To those who say Dubai is “not real,” I say: Get out of the hotels and malls. Venture down to one of the oldest neighborhoods in Dubai—Al Bastakia Quarter. Here, you’ll step into Dubai’s past and get a glimpse of what Dubai looked like in the days before oil.
Bastakia, located along the Dubai Creek, is known for its traditional homes, wind towers, and labyrinth of narrow alleyways. Today the restored quarter is filled with art galleries, cafés, museums, and boutique hotels.
Rich in History
Traditionally a stronghold of rich merchant residents, Bastakia dates back to the 1890s when it was settled by pearl and textile traders from the Bastak region of Iran. Today many of the traditional homes are open to the public. When you enter one and step into its interior courtyard, you can imagine the beauty and comfort that these well-to-do merchants created for themselves.
The distinctive architectural feature of Bastakia is the wind tower (barjeel in Arabic). Apparently, every house in Bastakia has at least one. In the early days, the number of wind towers indicated the wealth of the owner.
A symbol of UAE culture and heritage, the wind tower is not just ornamentation, but an early form of air conditioning. The open towers allow cool breezes to circulate around the inside while letting hot air to rise and escape.

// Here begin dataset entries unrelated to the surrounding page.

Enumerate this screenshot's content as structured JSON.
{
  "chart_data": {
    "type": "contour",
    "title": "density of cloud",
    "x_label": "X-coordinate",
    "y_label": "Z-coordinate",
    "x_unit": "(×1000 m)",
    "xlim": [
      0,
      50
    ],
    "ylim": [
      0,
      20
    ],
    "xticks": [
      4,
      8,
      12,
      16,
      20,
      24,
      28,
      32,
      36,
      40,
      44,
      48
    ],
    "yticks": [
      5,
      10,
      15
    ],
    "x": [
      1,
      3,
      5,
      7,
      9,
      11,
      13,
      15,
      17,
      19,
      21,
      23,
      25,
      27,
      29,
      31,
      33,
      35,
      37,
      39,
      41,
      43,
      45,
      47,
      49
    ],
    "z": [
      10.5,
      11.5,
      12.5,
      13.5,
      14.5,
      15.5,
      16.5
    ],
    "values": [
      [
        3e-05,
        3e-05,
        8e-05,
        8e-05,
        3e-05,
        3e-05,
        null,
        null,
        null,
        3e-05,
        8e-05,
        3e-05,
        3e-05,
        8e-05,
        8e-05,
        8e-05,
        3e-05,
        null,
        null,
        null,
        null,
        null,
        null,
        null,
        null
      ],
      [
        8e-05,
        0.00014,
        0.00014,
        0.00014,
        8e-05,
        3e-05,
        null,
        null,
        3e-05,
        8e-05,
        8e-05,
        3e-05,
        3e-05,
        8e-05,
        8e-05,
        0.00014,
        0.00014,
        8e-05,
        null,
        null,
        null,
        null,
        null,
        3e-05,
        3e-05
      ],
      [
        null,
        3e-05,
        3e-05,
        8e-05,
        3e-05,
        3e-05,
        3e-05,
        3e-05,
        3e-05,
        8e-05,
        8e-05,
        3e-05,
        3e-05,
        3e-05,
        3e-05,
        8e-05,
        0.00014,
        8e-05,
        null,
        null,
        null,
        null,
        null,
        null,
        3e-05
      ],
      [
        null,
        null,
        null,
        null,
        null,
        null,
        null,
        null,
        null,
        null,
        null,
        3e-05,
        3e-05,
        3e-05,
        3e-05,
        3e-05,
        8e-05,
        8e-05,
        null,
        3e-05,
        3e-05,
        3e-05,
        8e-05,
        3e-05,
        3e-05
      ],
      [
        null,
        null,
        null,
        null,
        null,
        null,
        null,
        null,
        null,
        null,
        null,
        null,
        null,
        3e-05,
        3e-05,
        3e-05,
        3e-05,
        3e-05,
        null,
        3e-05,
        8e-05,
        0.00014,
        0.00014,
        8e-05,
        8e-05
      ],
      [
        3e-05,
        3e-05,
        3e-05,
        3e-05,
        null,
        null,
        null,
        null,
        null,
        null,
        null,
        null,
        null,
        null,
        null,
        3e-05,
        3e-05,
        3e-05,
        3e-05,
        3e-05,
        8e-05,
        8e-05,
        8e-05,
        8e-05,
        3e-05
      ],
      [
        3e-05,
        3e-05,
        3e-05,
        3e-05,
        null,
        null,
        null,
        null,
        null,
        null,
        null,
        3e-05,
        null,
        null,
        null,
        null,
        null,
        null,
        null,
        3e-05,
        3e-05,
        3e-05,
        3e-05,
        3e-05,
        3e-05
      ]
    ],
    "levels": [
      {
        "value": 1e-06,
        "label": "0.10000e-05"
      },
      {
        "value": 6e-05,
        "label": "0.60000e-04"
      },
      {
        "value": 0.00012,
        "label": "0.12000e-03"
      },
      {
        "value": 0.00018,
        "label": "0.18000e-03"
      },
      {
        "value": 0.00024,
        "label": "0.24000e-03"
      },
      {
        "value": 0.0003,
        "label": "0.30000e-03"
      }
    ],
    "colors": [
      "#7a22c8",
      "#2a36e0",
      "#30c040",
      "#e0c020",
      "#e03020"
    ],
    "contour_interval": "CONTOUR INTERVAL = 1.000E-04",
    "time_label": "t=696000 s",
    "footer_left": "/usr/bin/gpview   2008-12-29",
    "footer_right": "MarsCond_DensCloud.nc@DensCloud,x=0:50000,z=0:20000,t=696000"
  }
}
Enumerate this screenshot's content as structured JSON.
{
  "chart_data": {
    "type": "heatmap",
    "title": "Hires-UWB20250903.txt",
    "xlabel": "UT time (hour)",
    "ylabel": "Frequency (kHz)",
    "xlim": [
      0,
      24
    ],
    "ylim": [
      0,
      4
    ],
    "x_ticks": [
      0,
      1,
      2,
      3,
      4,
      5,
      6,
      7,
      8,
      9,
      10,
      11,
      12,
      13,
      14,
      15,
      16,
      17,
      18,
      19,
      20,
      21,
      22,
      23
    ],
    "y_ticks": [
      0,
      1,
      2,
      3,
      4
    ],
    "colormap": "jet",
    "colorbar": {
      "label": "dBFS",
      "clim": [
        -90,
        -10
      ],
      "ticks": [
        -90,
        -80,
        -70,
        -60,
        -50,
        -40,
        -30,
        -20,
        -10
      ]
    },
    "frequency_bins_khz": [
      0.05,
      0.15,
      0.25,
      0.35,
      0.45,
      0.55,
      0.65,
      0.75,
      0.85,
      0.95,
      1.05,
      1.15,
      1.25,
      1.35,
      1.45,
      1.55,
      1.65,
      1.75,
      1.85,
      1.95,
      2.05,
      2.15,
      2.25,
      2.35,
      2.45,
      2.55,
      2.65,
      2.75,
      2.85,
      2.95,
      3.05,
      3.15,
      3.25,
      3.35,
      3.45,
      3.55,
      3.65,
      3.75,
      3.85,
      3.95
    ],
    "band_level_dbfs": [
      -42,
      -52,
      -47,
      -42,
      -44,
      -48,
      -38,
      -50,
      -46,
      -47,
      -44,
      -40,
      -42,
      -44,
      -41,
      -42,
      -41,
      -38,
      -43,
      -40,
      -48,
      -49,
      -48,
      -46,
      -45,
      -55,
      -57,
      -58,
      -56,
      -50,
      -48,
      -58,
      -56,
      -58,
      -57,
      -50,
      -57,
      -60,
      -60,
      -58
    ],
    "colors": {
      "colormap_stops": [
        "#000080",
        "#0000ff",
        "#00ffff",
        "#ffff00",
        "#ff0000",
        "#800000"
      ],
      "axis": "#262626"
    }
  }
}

In addition to the courtyards and wind towers, Bastakia also features lovely traditional details, such as carved wooden doors, decorative grilles, hanging oil lamps, and wooden lattice.
The ceilings and roofs of these traditional homes are constructed with hardwood from Zanzibar.
Heritage Nearly Lost
After the discovery of oil in 1966, the merchants gradually moved out of Bastakia to other neighborhoods, and Bastakia began to house migrant workers. In the 1970s, half of Bastakia was destroyed to make way for a new office for the Ruler. The rest of the area fell into disrepair (except for the Majlis Art Gallery).
Prince Charles Visits
By 1989, the Dubai Municipality was scheduled to demolish Bastakia. That same year Prince Charles was planning a visit to the UAE. During his visit to Dubai, the prince, known for his love of architecture and historic buildings, asked to see Bastakia.
Legend has it that Prince Charles urged his hosts to preserve Bastakia. Soon after, the decision to demolish Bastakia was reversed. Later, in 2005, the Dubai Municipality initiated a project aimed at restoring the quarter.
Today Bastakia is filled with art galleries and cafés. Earlier I did a post about the Dar Ibn Al Haytham for Visual Arts located in Bastakia. Another gallery is the XVA Gallery, which features contemporary art with a shady courtyard café.
Meanwhile, the Majlis Art Gallery is the most well-known and oldest commercial art gallery in Dubai. The gallery opened in the 1970s and was one of the first Bastakia homes open to the public. The Majlis Gallery, which showcases both UAE-based and international artists, is named for the cushioned meeting room found in traditional Arab homes (the majlis).
For many years, the beloved Basta Art Café was located next to the Majlis Gallery. However, that café is no more. Now in its place is the Arabian Tea House Café.
In one of Bastakia’s most elegant buildings, the Sheikh Mohammed Centre for Cultural Understanding offers cultural breakfasts and lunches, as well as heritage tours and walking tours of the area.
If you’d like to see a real fort, the Dubai Museum is housed in Al Fahidi Fort, the oldest existing building in the city. This museum tells the history of Dubai, and it takes only an hour to see everything, (as the history of Dubai is short).
Did you know?
Prince Charles is known for helping to save Bastakia; however, someone else was involved. Before the prince’s visit, British architect Rayner Otter had taken up residence in one of the houses in Bastakia and undertook renovations within. When Rayner Otter heard about the plans to demolish the neighborhood, he wrote a letter to Prince Charles. And the rest is Dubai history.
Question: What are your impressions of Bastakia?